Question

If \[A = \left[ {\begin{array}{*{20}{c}}2&2\\{ - 3}&2\end{array}} \right]\] and \[B = \left[ {\begin{array}{*{20}{c}}0&{ - 1}\\1&0\end{array}} \right]\] , then find \[{\left( {{B^{ - 1}}{A^{ - 1}}} \right)^{ - 1}}\].
A. \[\left[ {\begin{array}{*{20}{c}}2&{ - 2}\\2&3\end{array}} \right]\]
B. \[\left[ {\begin{array}{*{20}{c}}3&{ - 2}\\2&2\end{array}} \right]\]
C. \[\dfrac{1}{{10}}\left[ {\begin{array}{*{20}{c}}2&2\\{ - 2}&3\end{array}} \right]\]
D. \[\dfrac{1}{{10}}\left[ {\begin{array}{*{20}{c}}3&2\\{ - 2}&2\end{array}} \right]\]

Answer 1

Hint: First we will check whether the given matrices are invertible or not. To solve the question, we will apply the formula of the inverse of the matrix product. Again, apply the formula inverse of the inverse matrix. Then substitute the matrix A and B and solve it.

Formula Used:
A matrix A is invertible, if \[\left| A \right| \ne 0\].
Inverse of matrix product formula: \[{\left( {AB} \right)^{ - 1}} = {B^{ - 1}}{A^{ - 1}}\], where A and B invertible matrix.
Inverse of inverse matrix formula is \[{\left( {{A^{ - 1}}} \right)^{ - 1}} = A\]
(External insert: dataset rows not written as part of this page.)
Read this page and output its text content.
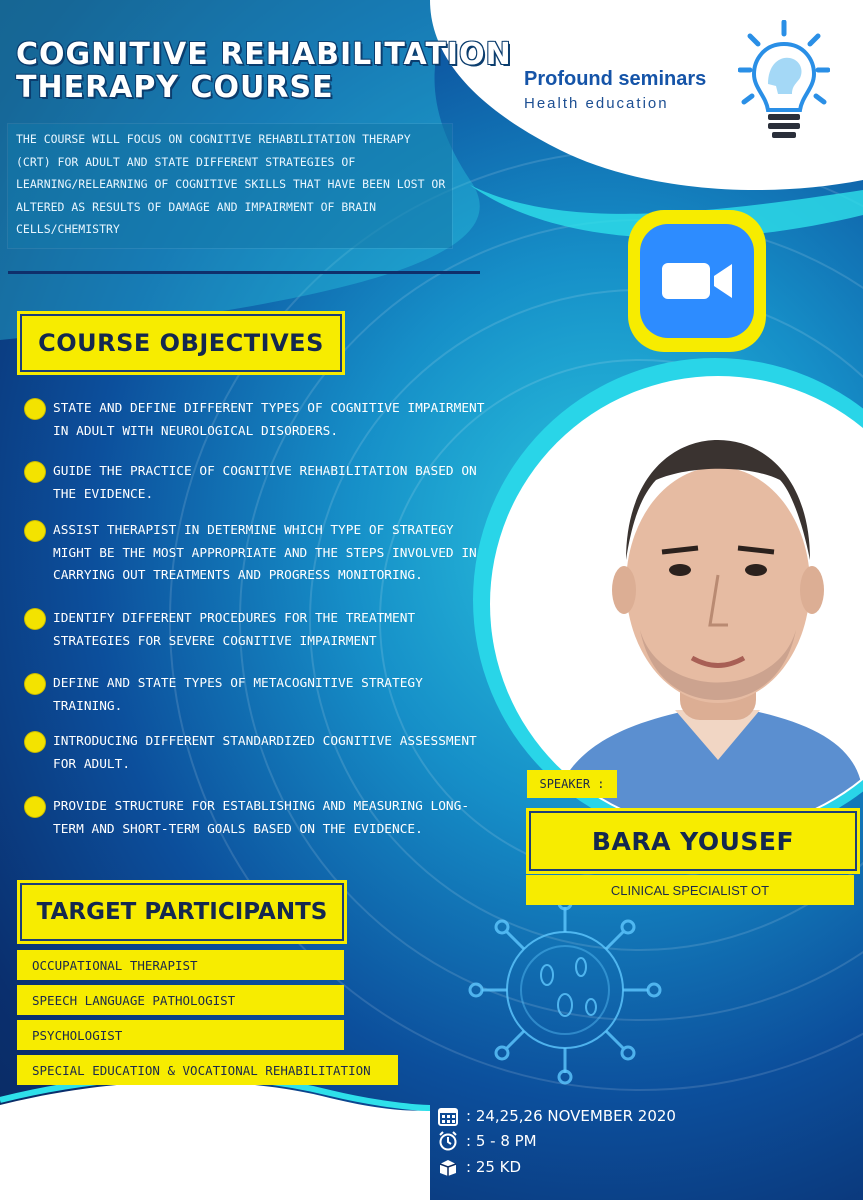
COGNITIVE REHABILITATION
THERAPY COURSE
THE COURSE WILL FOCUS ON COGNITIVE REHABILITATION THERAPY (CRT) FOR ADULT AND STATE DIFFERENT STRATEGIES OF LEARNING/RELEARNING OF COGNITIVE SKILLS THAT HAVE BEEN LOST OR ALTERED AS RESULTS OF DAMAGE AND IMPAIRMENT OF BRAIN CELLS/CHEMISTRY
Profound seminars
Health education
COURSE OBJECTIVES
STATE AND DEFINE DIFFERENT TYPES OF COGNITIVE IMPAIRMENT IN ADULT WITH NEUROLOGICAL DISORDERS.
GUIDE THE PRACTICE OF COGNITIVE REHABILITATION BASED ON THE EVIDENCE.
ASSIST THERAPIST IN DETERMINE WHICH TYPE OF STRATEGY MIGHT BE THE MOST APPROPRIATE AND THE STEPS INVOLVED IN CARRYING OUT TREATMENTS AND PROGRESS MONITORING.
IDENTIFY DIFFERENT PROCEDURES FOR THE TREATMENT STRATEGIES FOR SEVERE COGNITIVE IMPAIRMENT
DEFINE AND STATE TYPES OF METACOGNITIVE STRATEGY TRAINING.
INTRODUCING DIFFERENT STANDARDIZED COGNITIVE ASSESSMENT FOR ADULT.
PROVIDE STRUCTURE FOR ESTABLISHING AND MEASURING LONG-TERM AND SHORT-TERM GOALS BASED ON THE EVIDENCE.
TARGET PARTICIPANTS
OCCUPATIONAL THERAPIST
SPEECH LANGUAGE PATHOLOGIST
PSYCHOLOGIST
SPECIAL EDUCATION & VOCATIONAL REHABILITATION
SPEAKER :
BARA YOUSEF
CLINICAL SPECIALIST OT
: 24,25,26 NOVEMBER 2020
: 5 - 8 PM
: 25 KD
65 77 94 18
Complete step by step solution:
Given matrices are \[A = \left[ {\begin{array}{*{20}{c}}2&2\\{ - 3}&2\end{array}} \right]\] and \[B = \left[ {\begin{array}{*{20}{c}}0&{ - 1}\\1&0\end{array}} \right]\].
Now calculating the determinate of both matrix
\[\left| A \right| = \left| {\begin{array}{*{20}{c}}2&2\\{ - 3}&2\end{array}} \right|\]
\[ = 2 \cdot 2 - 2 \cdot \left( { - 3} \right)\]
\[ = 10 \ne 0\]
\[\left| A \right| = \left| {\begin{array}{*{20}{c}}0&{ - 1}\\1&0\end{array}} \right|\]
\[ = 0 \cdot 0 - 1 \cdot \left( { - 1} \right)\]
\[ = 1 \ne 0\]
Sine, determinant of both the matrices \[ne 0\]
Thus both matrices are invertible.
Apply the formula of the inverse of matrix product on \[{\left( {{B^{ - 1}}{A^{ - 1}}} \right)^{ - 1}}\]
\[{\left( {{B^{ - 1}}{A^{ - 1}}} \right)^{ - 1}}\]
\[ = {\left( {{A^{ - 1}}} \right)^{ - 1}}{\left( {{B^{ - 1}}} \right)^{ - 1}}\]
Now applying the inverse of the inverse matrix
\[ = AB\]
Substitute \[A = \left[ {\begin{array}{*{20}{c}}2&2\\{ - 3}&2\end{array}} \right]\] and \[B = \left[ {\begin{array}{*{20}{c}}0&{ - 1}\\1&0\end{array}} \right]\]
By matrix multiplication,
\[ = \left[ {\begin{array}{*{20}{c}}2&2\\{ - 3}&2\end{array}} \right]\left[ {\begin{array}{*{20}{c}}0&{ - 1}\\1&0\end{array}} \right]\]
\[ = \left[ {\begin{array}{*{20}{c}}{2 \cdot 0 + 2 \cdot 1}&{2 \cdot \left( { - 1} \right) + 2 \cdot 0}\\{ - 3 \cdot 0 + 2 \cdot 1}&{ - 3 \cdot \left( { - 1} \right) + 2 \cdot 0}\end{array}} \right]\]
\[ = \left[ {\begin{array}{*{20}{c}}2&{ - 2}\\2&3\end{array}} \right]\]
Hence option A is the correct option.

Note: Students often do a common mistake to solve the question. They do not apply the inverse of matrix multiplication. The correct way is: we apply the inverse of matrix multiplication, then the formula inverse of the inverse matrix. Remember the matrix must be invertible.